Integrating runtime verification into an automated UAS traffic management system

Abstract

Unmanned Aerial Systems (UAS) are quickly integrating into the National Air Space. Doing so safely is a pressing concern, as the US alone has over 1.5 million registered small (under 55 pounds) UAS and the FAA projects further rapid expansion. This drives the need for an intelligent, automated system for UAS Traffic Management (UTM). Even more than for manned aircraft, UTM must integrate runtime checks to ensure system safety, at the very least to make up for the lack of humans on-board to employ the common-sense safety checks ingrained into the culture of human aviation. We overview a candidate automated, intelligent UTM system and propose multiple integration points for runtime verification to ensure that each part of the UTM adheres to safety requirements during operation.
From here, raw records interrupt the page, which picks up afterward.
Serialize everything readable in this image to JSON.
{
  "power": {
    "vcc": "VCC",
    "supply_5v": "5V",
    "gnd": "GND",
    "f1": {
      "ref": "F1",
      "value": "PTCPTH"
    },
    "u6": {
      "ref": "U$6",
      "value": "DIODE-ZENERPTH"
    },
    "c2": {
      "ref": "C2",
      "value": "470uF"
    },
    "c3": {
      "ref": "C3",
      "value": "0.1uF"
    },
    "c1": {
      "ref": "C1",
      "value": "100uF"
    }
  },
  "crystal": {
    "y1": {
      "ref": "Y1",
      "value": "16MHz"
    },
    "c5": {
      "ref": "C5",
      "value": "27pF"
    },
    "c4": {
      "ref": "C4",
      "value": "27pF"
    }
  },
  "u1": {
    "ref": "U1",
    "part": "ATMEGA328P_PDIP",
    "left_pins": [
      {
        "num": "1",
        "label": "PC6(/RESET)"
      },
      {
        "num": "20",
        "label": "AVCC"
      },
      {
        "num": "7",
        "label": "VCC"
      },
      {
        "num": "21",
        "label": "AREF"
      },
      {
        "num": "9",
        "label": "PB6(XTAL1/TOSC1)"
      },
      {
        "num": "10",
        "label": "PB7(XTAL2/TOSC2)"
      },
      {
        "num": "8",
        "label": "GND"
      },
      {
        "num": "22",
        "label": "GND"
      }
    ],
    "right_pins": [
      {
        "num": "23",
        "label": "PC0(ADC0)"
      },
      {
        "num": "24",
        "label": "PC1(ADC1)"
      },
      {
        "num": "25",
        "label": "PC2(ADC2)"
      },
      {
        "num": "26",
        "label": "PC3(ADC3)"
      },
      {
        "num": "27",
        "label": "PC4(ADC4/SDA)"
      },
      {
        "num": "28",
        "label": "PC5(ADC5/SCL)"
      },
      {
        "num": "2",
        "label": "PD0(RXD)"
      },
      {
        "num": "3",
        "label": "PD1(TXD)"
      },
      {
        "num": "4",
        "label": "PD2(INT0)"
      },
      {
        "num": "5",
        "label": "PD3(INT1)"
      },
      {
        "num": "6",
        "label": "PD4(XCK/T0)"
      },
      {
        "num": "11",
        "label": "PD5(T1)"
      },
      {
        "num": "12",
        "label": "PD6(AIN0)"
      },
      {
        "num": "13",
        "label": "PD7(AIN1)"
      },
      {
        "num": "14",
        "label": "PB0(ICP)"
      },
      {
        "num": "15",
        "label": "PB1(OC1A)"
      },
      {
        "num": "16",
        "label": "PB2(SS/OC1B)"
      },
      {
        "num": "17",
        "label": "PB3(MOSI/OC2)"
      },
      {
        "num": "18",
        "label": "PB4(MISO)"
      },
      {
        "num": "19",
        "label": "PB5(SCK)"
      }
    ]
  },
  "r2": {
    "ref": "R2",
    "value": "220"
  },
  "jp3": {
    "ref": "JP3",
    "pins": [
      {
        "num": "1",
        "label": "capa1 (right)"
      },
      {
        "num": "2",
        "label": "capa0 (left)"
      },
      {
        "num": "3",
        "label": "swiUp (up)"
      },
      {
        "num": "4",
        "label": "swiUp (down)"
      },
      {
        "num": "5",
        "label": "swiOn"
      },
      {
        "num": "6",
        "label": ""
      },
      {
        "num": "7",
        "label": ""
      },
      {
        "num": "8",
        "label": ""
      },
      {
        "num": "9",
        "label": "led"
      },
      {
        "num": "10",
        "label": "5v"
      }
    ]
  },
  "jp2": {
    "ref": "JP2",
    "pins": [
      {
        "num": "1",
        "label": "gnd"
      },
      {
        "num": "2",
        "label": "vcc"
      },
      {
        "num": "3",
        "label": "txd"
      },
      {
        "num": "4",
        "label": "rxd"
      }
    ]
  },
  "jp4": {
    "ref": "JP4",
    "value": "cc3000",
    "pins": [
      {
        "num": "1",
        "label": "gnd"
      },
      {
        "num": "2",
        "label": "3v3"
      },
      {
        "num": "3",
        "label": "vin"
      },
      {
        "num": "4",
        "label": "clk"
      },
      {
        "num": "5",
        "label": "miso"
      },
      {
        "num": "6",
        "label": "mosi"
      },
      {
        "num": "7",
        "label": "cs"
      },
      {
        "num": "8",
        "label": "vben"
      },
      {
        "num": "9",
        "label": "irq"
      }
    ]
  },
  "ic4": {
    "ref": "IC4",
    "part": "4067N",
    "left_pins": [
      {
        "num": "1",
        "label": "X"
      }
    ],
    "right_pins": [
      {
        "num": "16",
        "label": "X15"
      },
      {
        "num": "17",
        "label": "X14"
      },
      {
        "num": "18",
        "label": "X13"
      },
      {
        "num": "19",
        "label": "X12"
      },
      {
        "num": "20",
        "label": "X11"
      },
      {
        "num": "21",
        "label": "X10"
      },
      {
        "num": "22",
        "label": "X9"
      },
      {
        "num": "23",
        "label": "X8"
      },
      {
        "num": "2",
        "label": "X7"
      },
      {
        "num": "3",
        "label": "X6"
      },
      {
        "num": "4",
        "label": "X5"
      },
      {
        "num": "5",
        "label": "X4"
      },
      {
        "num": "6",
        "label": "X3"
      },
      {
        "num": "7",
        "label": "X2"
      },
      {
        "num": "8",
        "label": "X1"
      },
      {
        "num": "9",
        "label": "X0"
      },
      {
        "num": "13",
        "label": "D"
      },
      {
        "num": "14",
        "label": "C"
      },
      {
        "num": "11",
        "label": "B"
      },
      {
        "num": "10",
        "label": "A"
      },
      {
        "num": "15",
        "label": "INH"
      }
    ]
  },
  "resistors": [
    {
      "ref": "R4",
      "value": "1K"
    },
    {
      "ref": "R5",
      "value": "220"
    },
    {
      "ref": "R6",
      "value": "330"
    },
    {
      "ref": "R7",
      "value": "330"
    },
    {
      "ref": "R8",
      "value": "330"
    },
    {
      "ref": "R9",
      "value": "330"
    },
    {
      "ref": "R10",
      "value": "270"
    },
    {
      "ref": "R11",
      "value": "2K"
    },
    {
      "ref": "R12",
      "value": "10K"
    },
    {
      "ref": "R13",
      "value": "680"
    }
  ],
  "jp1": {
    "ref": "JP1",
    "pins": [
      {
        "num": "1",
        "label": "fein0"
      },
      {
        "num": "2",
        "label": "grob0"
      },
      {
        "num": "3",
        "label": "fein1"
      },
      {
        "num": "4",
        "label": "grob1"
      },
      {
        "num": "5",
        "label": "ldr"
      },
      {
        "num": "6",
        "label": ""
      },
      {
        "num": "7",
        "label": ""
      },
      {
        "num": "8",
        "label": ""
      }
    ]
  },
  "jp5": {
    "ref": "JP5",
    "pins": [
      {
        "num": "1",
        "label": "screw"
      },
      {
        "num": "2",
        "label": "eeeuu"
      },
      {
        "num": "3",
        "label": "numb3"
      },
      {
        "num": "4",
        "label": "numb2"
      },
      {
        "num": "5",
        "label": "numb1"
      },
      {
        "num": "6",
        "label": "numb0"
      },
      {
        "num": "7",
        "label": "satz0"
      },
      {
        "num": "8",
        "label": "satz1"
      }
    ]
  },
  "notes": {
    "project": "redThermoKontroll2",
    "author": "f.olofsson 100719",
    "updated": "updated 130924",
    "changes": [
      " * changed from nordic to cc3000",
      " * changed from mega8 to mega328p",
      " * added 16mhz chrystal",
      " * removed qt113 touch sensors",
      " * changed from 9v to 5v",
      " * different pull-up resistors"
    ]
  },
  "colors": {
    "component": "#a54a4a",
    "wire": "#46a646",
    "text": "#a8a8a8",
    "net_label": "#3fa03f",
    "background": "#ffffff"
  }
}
We write, validate, and present patterns for formal requirements across multiple subsystems of this UTM framework. We incorporate specifications that use set aggregation as a way of raising their abstraction from single sensors to sets of sensors, which allow us to monitor for system requirement violations with smaller specifications. After encoding our requirements as flight-certifiable runtime observers in the R2U2 RV engine, we execute them in simulation across multiple real-life test flights supplemented with simulated data to cover additional cases that did not occur in flight. Lessons learned accompany an analysis of the efficacy and performance of RV integration into the UTM framework.